Zillebeke 1916 - 7.5 km
More than a quarter of the Canadians whose names are on the Menin Gate went missing at Zillebeke. In late May 1916 the Canadian Army occupied the high ground to the east of the village. Its front line ran from the hamlet of Hooge over Hill 62 and Mount Sorrel to the foot of Hill 60. The positions between Mount Sorrel and Hill 62 are the only places at Ypres where the Allies held higher ground than the Germans. In 1916, the Germans planned to take these heights.
Canadian road to Passchendaele - 6.3 km
The Third Battle of Ypres began on 31 July 1917. After weeks of fighting, New Zealanders, Australians and South Africans joined the exhausted British divisions. There were a few successes, but then the attack faltered once more. Stopping the offensive, no matter how many lives it might save, was not an option. A victory, even a symbolic one, was desperately needed. Field Marshal Haig's eye fell on Passchendaele.
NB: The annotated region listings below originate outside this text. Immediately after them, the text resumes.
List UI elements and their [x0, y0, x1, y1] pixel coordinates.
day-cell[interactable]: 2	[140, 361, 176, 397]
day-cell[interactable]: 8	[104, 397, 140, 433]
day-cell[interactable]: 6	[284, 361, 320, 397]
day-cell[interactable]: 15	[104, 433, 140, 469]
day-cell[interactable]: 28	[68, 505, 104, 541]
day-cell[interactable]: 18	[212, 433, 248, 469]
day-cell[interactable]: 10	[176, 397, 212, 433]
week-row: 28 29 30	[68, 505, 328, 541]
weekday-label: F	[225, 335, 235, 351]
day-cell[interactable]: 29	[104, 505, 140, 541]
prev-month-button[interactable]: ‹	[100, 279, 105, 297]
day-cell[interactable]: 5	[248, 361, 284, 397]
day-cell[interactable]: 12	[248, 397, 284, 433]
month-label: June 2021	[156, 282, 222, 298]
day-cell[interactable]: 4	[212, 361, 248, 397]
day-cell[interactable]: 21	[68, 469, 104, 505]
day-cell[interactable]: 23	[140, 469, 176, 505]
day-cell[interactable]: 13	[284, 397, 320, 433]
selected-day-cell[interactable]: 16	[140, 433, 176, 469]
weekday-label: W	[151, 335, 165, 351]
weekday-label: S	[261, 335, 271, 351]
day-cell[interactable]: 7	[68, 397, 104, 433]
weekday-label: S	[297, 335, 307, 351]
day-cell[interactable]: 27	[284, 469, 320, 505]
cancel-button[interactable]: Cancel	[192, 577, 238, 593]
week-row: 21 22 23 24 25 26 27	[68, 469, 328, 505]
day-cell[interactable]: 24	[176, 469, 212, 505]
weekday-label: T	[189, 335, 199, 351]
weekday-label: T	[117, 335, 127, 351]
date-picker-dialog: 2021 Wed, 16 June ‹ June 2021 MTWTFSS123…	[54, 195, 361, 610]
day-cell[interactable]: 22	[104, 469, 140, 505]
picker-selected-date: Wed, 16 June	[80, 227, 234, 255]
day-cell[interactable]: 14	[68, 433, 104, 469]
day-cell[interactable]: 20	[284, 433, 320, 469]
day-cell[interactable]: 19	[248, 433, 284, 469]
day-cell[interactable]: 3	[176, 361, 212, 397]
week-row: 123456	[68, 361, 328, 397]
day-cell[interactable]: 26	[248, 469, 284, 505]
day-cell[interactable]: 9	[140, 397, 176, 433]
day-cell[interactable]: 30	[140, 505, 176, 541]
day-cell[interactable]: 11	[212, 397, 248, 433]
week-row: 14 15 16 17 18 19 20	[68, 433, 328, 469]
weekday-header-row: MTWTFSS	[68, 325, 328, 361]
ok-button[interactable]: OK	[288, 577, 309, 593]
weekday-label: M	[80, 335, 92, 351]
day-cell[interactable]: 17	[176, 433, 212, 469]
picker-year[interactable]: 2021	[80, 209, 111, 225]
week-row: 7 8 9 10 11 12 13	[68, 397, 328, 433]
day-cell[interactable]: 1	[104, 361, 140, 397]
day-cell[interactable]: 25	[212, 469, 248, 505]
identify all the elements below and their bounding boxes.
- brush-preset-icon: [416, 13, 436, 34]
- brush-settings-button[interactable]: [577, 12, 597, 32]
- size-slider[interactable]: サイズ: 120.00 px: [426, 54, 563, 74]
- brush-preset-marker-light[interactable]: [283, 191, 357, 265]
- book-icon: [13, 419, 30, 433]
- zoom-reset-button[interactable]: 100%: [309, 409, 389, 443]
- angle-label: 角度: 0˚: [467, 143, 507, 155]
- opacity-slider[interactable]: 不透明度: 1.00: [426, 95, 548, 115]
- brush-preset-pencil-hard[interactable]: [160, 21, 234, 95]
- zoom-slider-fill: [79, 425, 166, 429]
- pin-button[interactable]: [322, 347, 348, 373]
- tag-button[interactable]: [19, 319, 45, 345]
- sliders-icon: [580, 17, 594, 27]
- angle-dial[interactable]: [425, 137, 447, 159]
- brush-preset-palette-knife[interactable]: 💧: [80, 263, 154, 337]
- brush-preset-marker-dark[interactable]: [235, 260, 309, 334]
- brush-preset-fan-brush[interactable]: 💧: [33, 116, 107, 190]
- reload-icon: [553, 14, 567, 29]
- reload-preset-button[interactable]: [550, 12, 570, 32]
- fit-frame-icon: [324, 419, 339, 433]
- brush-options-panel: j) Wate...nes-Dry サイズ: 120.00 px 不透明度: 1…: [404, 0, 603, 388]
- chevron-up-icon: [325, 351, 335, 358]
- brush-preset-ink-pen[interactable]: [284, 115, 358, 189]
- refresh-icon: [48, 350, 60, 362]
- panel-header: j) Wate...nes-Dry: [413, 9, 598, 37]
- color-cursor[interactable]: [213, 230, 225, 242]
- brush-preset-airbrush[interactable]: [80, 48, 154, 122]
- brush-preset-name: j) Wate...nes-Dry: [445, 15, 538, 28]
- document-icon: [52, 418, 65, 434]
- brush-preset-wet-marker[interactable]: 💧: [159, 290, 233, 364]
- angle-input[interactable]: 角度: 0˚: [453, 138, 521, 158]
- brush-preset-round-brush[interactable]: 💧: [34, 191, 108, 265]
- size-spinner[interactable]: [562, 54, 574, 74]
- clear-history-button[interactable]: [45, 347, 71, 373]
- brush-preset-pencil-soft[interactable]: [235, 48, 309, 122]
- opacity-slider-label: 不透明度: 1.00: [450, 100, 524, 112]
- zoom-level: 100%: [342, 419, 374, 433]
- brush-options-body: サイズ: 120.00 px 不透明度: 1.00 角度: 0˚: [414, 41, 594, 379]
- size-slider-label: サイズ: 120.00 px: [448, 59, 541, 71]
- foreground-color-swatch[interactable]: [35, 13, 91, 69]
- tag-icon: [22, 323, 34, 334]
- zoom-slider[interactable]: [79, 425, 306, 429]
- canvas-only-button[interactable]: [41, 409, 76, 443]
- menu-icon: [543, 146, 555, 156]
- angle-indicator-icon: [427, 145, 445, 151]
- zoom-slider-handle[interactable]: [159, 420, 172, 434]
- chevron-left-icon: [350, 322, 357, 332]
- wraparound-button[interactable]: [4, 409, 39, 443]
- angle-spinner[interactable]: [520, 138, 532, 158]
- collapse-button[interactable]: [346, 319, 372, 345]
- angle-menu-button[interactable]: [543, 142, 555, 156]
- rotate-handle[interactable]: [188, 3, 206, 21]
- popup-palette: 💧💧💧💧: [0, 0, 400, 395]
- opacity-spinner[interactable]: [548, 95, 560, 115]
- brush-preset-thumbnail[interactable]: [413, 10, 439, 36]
The village atop the West Flemish ridge, already shot to pieces, had been in German hands since 1914 and had assumed mythic proportions. To win it, Haig turned to the Canadians.
Passchendaele New Zealand road to Passchendaele - 8.3 km
The route takes you further along picturesque country lanes through the wide landscape between Passchendaele and Poelkapelle. Here Canadians and New Zealanders fought fiercely in 1915 and 1917 respectively.
Goudberg - Mosselmarkt 6 km
On 10 November 1917 the Canadians carried out their last large-scale attack of the offensive. The aim was to take the north of the ridge.
The German spring seemed broken and the men put up their hands en masse. The German artillery, however, did not stop. One barrage followed another.
Over 4,000 Canadians lost their lives at Passchendaele. More than 12,000 were wounded and many were scarred for life.